A value of \(0\) in the `convcode` column of the output indicates, that the algorithm converged. Even though multiple algorithms converged and gave us a value for our three unknown parameters, they all provide slightly different estimates. Therefore, I think it would be interesting to compare our estimates with the estimates from the commonly used `glm()` function.

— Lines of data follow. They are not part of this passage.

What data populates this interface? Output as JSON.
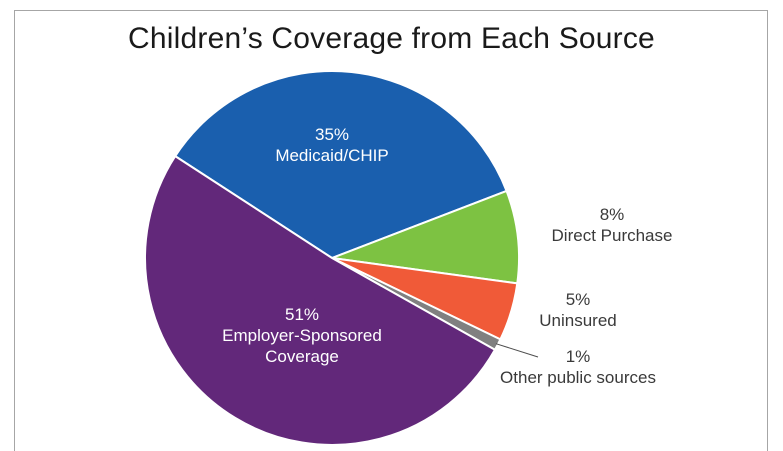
{
  "chart_data": {
    "type": "pie",
    "title": "Children’s Coverage from Each Source",
    "slices": [
      {
        "label": "Medicaid/CHIP",
        "value": 35,
        "value_label": "35%",
        "color": "#1a5fae",
        "label_position": "inside",
        "label_color": "#ffffff"
      },
      {
        "label": "Direct Purchase",
        "value": 8,
        "value_label": "8%",
        "color": "#7dc242",
        "label_position": "outside",
        "label_color": "#3a3a3a"
      },
      {
        "label": "Uninsured",
        "value": 5,
        "value_label": "5%",
        "color": "#f05a38",
        "label_position": "outside",
        "label_color": "#3a3a3a"
      },
      {
        "label": "Other public sources",
        "value": 1,
        "value_label": "1%",
        "color": "#808080",
        "label_position": "outside-leader",
        "label_color": "#3a3a3a"
      },
      {
        "label": "Employer-Sponsored Coverage",
        "label_lines": [
          "Employer-Sponsored",
          "Coverage"
        ],
        "value": 51,
        "value_label": "51%",
        "color": "#62287a",
        "label_position": "inside",
        "label_color": "#ffffff"
      }
    ],
    "start": "Medicaid slice begins at upper-left boundary with Employer-Sponsored, proceeding clockwise",
    "legend": "none"
  }
}
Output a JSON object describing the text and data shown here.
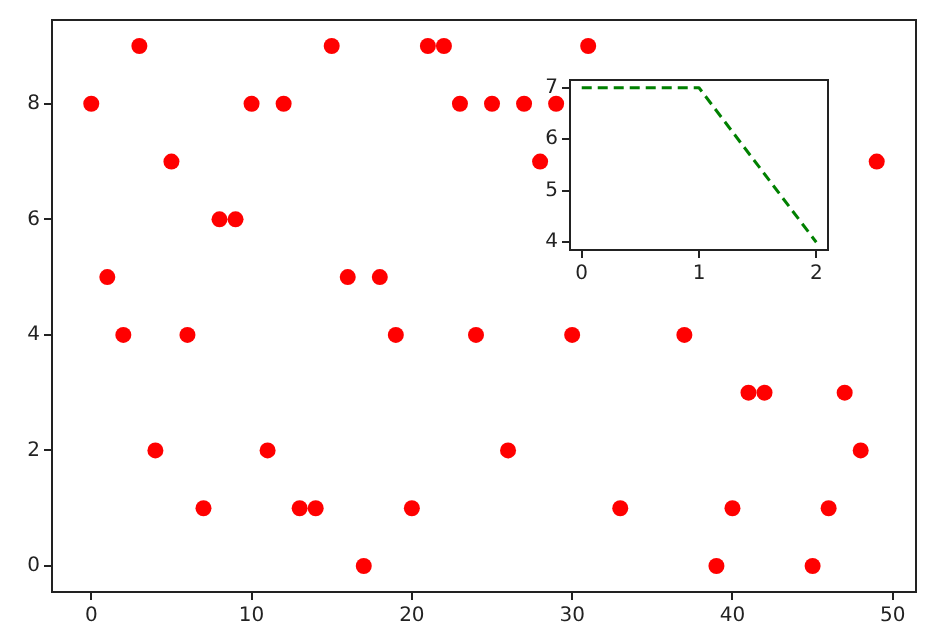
{
  "chart_data": [
    {
      "type": "scatter",
      "x": [
        0,
        1,
        2,
        3,
        4,
        5,
        6,
        7,
        8,
        9,
        10,
        11,
        12,
        13,
        14,
        15,
        16,
        17,
        18,
        19,
        20,
        21,
        22,
        23,
        24,
        25,
        26,
        27,
        28,
        29,
        30,
        31,
        32,
        33,
        34,
        35,
        36,
        37,
        38,
        39,
        40,
        41,
        42,
        43,
        44,
        45,
        46,
        47,
        48,
        49
      ],
      "values": [
        8,
        5,
        4,
        9,
        2,
        7,
        4,
        1,
        6,
        6,
        8,
        2,
        8,
        1,
        1,
        9,
        5,
        0,
        5,
        4,
        1,
        9,
        9,
        8,
        4,
        8,
        2,
        8,
        7,
        8,
        4,
        9,
        null,
        1,
        null,
        null,
        null,
        4,
        null,
        0,
        1,
        3,
        3,
        null,
        null,
        0,
        1,
        3,
        2,
        7
      ],
      "color": "#ff0000",
      "marker": "circle",
      "xlim": [
        -2.45,
        51.45
      ],
      "ylim": [
        -0.45,
        9.45
      ],
      "xticks": [
        0,
        10,
        20,
        30,
        40,
        50
      ],
      "yticks": [
        0,
        2,
        4,
        6,
        8
      ],
      "grid": false,
      "legend": false
    },
    {
      "type": "line",
      "x": [
        0,
        1,
        2
      ],
      "values": [
        7,
        7,
        4
      ],
      "color": "#008000",
      "line_style": "dashed",
      "marker": "none",
      "xlim": [
        -0.1,
        2.1
      ],
      "ylim": [
        3.85,
        7.15
      ],
      "xticks": [
        0,
        1,
        2
      ],
      "yticks": [
        4,
        5,
        6,
        7
      ],
      "grid": false,
      "legend": false
    }
  ]
}
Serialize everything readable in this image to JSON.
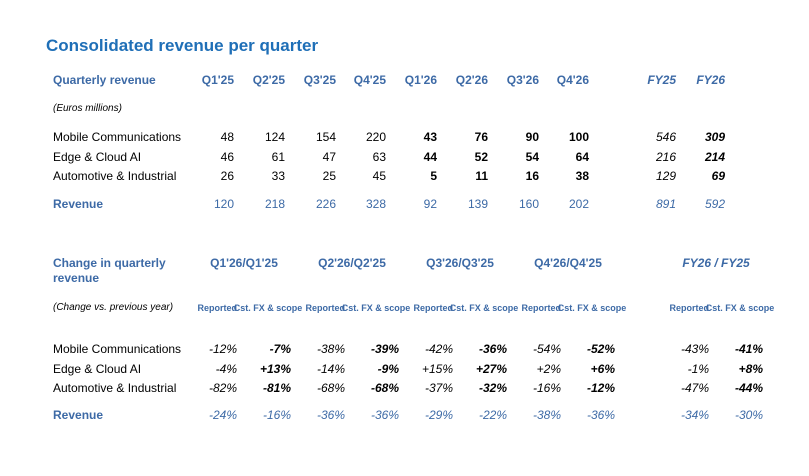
{
  "title": "Consolidated revenue per quarter",
  "table1": {
    "header_label": "Quarterly revenue",
    "subtitle": "(Euros millions)",
    "columns": [
      "Q1'25",
      "Q2'25",
      "Q3'25",
      "Q4'25",
      "Q1'26",
      "Q2'26",
      "Q3'26",
      "Q4'26",
      "FY25",
      "FY26"
    ],
    "rows": [
      {
        "label": "Mobile Communications",
        "values": [
          "48",
          "124",
          "154",
          "220",
          "43",
          "76",
          "90",
          "100",
          "546",
          "309"
        ]
      },
      {
        "label": "Edge & Cloud AI",
        "values": [
          "46",
          "61",
          "47",
          "63",
          "44",
          "52",
          "54",
          "64",
          "216",
          "214"
        ]
      },
      {
        "label": "Automotive & Industrial",
        "values": [
          "26",
          "33",
          "25",
          "45",
          "5",
          "11",
          "16",
          "38",
          "129",
          "69"
        ]
      }
    ],
    "total": {
      "label": "Revenue",
      "values": [
        "120",
        "218",
        "226",
        "328",
        "92",
        "139",
        "160",
        "202",
        "891",
        "592"
      ]
    }
  },
  "table2": {
    "header_label": "Change in quarterly revenue",
    "subtitle": "(Change vs. previous year)",
    "groups": [
      "Q1'26/Q1'25",
      "Q2'26/Q2'25",
      "Q3'26/Q3'25",
      "Q4'26/Q4'25",
      "FY26 / FY25"
    ],
    "subcols": [
      "Reported",
      "Cst. FX & scope"
    ],
    "rows": [
      {
        "label": "Mobile Communications",
        "values": [
          "-12%",
          "-7%",
          "-38%",
          "-39%",
          "-42%",
          "-36%",
          "-54%",
          "-52%",
          "-43%",
          "-41%"
        ]
      },
      {
        "label": "Edge & Cloud AI",
        "values": [
          "-4%",
          "+13%",
          "-14%",
          "-9%",
          "+15%",
          "+27%",
          "+2%",
          "+6%",
          "-1%",
          "+8%"
        ]
      },
      {
        "label": "Automotive & Industrial",
        "values": [
          "-82%",
          "-81%",
          "-68%",
          "-68%",
          "-37%",
          "-32%",
          "-16%",
          "-12%",
          "-47%",
          "-44%"
        ]
      }
    ],
    "total": {
      "label": "Revenue",
      "values": [
        "-24%",
        "-16%",
        "-36%",
        "-36%",
        "-29%",
        "-22%",
        "-38%",
        "-36%",
        "-34%",
        "-30%"
      ]
    }
  }
}
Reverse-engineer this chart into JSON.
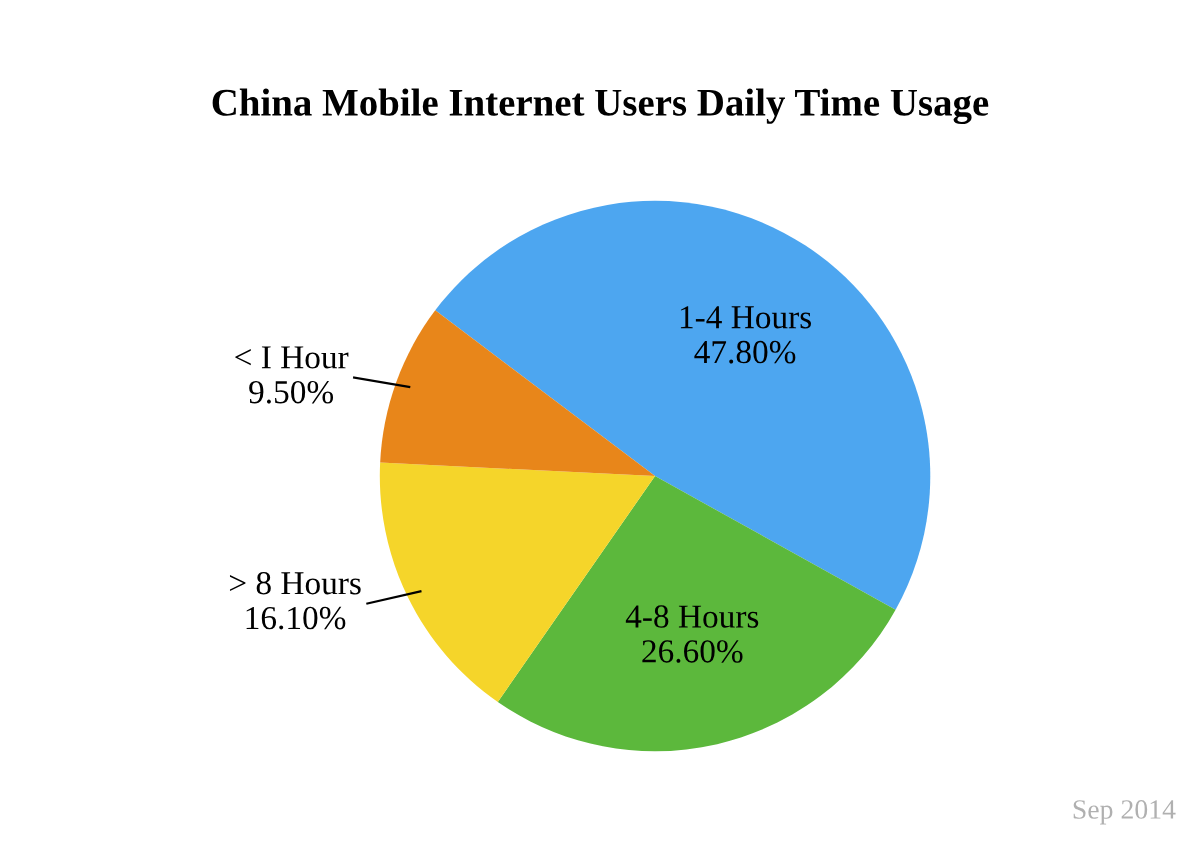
{
  "chart_data": {
    "type": "pie",
    "title": "China Mobile Internet Users Daily Time Usage",
    "categories": [
      "1-4 Hours",
      "4-8 Hours",
      "> 8 Hours",
      "< I Hour"
    ],
    "values": [
      47.8,
      26.6,
      16.1,
      9.5
    ],
    "value_labels": [
      "47.80%",
      "26.60%",
      "16.10%",
      "9.50%"
    ],
    "colors": [
      "#4da6f0",
      "#5cb83c",
      "#f5d52a",
      "#e8861a"
    ],
    "annotations": [
      "Sep 2014"
    ]
  }
}
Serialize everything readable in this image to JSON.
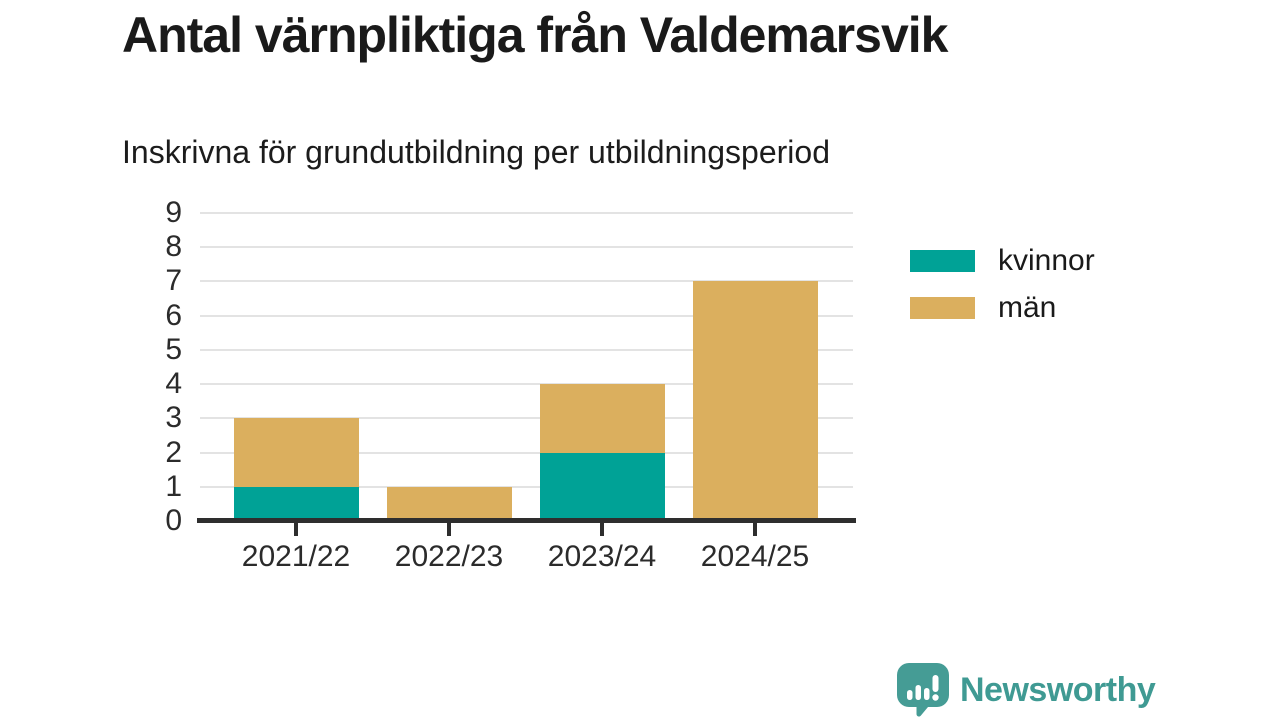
{
  "header": {
    "title": "Antal värnpliktiga från Valdemarsvik",
    "subtitle": "Inskrivna för grundutbildning per utbildningsperiod"
  },
  "chart_data": {
    "type": "bar",
    "stacked": true,
    "title": "Antal värnpliktiga från Valdemarsvik",
    "subtitle": "Inskrivna för grundutbildning per utbildningsperiod",
    "categories": [
      "2021/22",
      "2022/23",
      "2023/24",
      "2024/25"
    ],
    "series": [
      {
        "name": "kvinnor",
        "color": "#00A296",
        "values": [
          1,
          0,
          2,
          0
        ]
      },
      {
        "name": "män",
        "color": "#DBAF5E",
        "values": [
          2,
          1,
          2,
          7
        ]
      }
    ],
    "totals": [
      3,
      1,
      4,
      7
    ],
    "xlabel": "",
    "ylabel": "",
    "ylim": [
      0,
      9
    ],
    "yticks": [
      0,
      1,
      2,
      3,
      4,
      5,
      6,
      7,
      8,
      9
    ],
    "grid": true,
    "legend_position": "right"
  },
  "footer": {
    "brand": "Newsworthy"
  },
  "colors": {
    "axis": "#2e2e2e",
    "grid": "#e3e3e3",
    "text": "#1a1a1a",
    "tick_text": "#2b2b2b",
    "brand_teal": "#3F9A93",
    "background": "#ffffff"
  }
}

Below I wrote a small function that estimates the mean differences in the estimates from the different optimisation methods and the `glm` model.

```
# 5. Estimate regression coeficents using glm ---------------------------------
glm_model <- glm(sta_n ~ age + female,
data = icu,
family = binomial(link = "logit"))
# 6. Comparing results from optimx and glm ------------------------------------
glm_results <- unname(coef(glm_model))
coef_opt <- coef(opt)
lapply(1:nrow(coef_opt), function(i){
optimisation_algorithm <- attributes(coef_opt)$dimnames[[1]][i]
mle_glm1 <- (coef_opt[i, "p1"] - glm_results[1])
mle_glm2 <- (coef_opt[i, "p2"] - glm_results[2])
mle_glm3 <- (coef_opt[i, "p3"] - glm_results[3])
mean_difference <- mean(mle_glm1, mle_glm2, mle_glm3, na.rm = TRUE)
data.frame(optimisation_algorithm, mean_difference)
}) %>%
bind_rows() %>%
filter(!is.na(mean_difference)) %>%
mutate(mean_difference = abs(mean_difference)) %>%
arrange(mean_difference)
```

```
## optimisation_algorithm mean_difference
## 1 Rcgmin 1.887799e-08
## 2 nlm 5.856574e-08
## 3 nlminb 2.071622e-07
## 4 L-BFGS-B 7.134885e-05
## 5 Nelder-Mead 9.493966e-04
## 6 CG 3.020235e+00
## 7 Rvmmin 3.056691e+00
```

This shows that the `Rcgmin` algorithm yield the most similar results to the estimates from the `glm` model. However, most of the algorithms in the table provide estimates similar to the estimates from the `glm` model, which indicates that our optimisation of the logistic regression model using the log-likelihood function and the gradient function worked out well.